Newly Rescued Chibok Girl’s Dream Is To Become A Soldier And Fight Boko Haram 

By Abdulkareem Haruna

Ruth Bitrus, another  abducted Chibok school girl who recently  regained her freedom after seven years in captivity said her wish for the future is to become a Nigerian soldier in order to fight and kill Boko Haram terrorists. 

Miss Ruth, whom the non-state actors forced into captivity alongside other 200 plus other teenage girls, is now a mother to a baby boy whom she gave birth to in a forced marriage to one of the terrorists commanders. 

Ruth said she loves her little son, but has a huge score to settle with the man and the group who forced the child into her life.

Rescued three weeks ago, Miss Ruth said all she wanted now is for government of Nigeria to facilitate her dream of becoming a soldier of the Nigerian military.
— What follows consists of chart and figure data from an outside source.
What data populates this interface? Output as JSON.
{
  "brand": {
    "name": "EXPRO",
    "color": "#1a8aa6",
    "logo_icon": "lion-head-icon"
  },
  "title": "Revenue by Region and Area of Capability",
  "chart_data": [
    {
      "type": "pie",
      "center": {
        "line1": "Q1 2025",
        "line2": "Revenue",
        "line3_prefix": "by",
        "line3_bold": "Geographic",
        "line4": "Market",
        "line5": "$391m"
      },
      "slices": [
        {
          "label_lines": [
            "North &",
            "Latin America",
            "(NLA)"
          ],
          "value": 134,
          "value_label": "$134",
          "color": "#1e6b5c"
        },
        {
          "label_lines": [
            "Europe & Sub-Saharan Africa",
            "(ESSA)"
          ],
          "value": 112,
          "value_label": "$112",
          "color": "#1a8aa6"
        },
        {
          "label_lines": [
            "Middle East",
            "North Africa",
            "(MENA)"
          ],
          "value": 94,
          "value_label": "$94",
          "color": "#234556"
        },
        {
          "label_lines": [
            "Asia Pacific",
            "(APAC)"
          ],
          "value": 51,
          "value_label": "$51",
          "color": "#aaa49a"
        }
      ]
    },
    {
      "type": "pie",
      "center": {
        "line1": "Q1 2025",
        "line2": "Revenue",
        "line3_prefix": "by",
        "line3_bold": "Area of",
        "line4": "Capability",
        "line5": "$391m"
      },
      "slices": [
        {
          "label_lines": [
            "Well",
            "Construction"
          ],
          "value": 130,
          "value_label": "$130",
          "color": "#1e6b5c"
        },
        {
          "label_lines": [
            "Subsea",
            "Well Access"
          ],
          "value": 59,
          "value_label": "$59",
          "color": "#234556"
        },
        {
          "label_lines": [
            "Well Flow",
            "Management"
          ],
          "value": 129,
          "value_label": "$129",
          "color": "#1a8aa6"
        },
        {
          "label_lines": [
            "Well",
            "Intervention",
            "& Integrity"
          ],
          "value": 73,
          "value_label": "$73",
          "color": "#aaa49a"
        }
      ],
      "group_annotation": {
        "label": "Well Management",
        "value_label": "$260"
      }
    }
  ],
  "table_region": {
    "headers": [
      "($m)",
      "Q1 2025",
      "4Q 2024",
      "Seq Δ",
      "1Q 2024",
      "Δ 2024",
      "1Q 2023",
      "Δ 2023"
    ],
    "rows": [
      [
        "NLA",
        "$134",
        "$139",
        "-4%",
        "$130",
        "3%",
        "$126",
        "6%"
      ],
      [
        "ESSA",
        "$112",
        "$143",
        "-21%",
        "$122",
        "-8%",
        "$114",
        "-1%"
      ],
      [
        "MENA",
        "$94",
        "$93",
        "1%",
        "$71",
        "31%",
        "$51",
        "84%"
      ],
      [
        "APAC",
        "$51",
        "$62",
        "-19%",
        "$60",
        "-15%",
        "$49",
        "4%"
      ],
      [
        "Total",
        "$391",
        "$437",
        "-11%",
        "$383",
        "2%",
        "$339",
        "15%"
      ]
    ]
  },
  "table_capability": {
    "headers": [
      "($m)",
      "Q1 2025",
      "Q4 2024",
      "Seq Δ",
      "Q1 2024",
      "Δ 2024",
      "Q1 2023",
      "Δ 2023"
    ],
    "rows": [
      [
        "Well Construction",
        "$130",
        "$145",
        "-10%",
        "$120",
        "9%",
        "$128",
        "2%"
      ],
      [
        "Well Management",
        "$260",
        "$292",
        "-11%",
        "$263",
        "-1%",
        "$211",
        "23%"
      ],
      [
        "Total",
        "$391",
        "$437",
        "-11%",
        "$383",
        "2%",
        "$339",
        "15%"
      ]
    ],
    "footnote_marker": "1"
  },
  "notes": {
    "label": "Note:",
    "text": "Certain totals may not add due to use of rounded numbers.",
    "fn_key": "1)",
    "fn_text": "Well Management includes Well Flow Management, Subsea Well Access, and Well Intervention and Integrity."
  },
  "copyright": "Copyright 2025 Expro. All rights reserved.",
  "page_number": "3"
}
“I’ve always dreamt of becoming a soldier and now that God has helped me  out of captivity, I can’t wait to join the military to fight Boko Haram,” she said. 

“That’s what I want to do after enrolling back in school and advancing my education.   

Ruth, a first child of a family of eight kids informed The Humanitarian Times during an interview  at the Maimalari Cantonment in Maiduguri, where she was shown to journalists as the third abducted Chibok Schoolgirl that was rescued recently. 

Ruth’s case was mentioned by the Theater Commander, Operation Hadin Kai, Major General Chris Musa, during an event where hospital equipment were donated to the Nigerian Army hospital by the Northeast Development Commission (NEDC) at Maimalari Cantonment barracks, Maiduguri, Borno state.  

Her case was brought up by the Theater Commander  to the notice of a federal Permanent Secretary, Nasir Sani-Gwarzo, who represented the minister  of humanitarian Affairs and Social Development at the event, to  emphasise the extent of successes being recorded by the military in the war against insurgency. 

On how she regained her freedom, Miss Bitrus disclosed that she made her escape from captivity in the middle of a night when her captors who had returned from days of attack outing were  fast asleep. 

Ruth said she quietly picked her son, Mohammed, strapped him on her back and crept into the bush and continued walking for about three days, avoiding open spaces and known Boko Haram camps before she finally reached where she was rescued by the Military.

“I kept on walking for three days and night, drinking water from ponds and pools and eating some wild fruits. I ensures my son does not cry by constantly breastfeeding him at every point I stopped to rest. To God’s glory I eventaully arrived Bama town on  the fourth day and the soldiers there who saw us brought us down to Maiduguri,” she said 

Ruth said she had always wanted to escape from Sambisa forest, but the vigilant Boko Haram terrorriats were everywhere watching the movement of everyone especially the women and girls. 

“I took the chance to escape on that fateful night because the guard situation was not as strict as it used to be during the days of Shekau. So I observed that unlike in the past when the terrorists took turns to keep watch at night, they now go to sleep after midnight. So I decided to escape at about 3am when I knew that many of them were deep in slumber,” she said.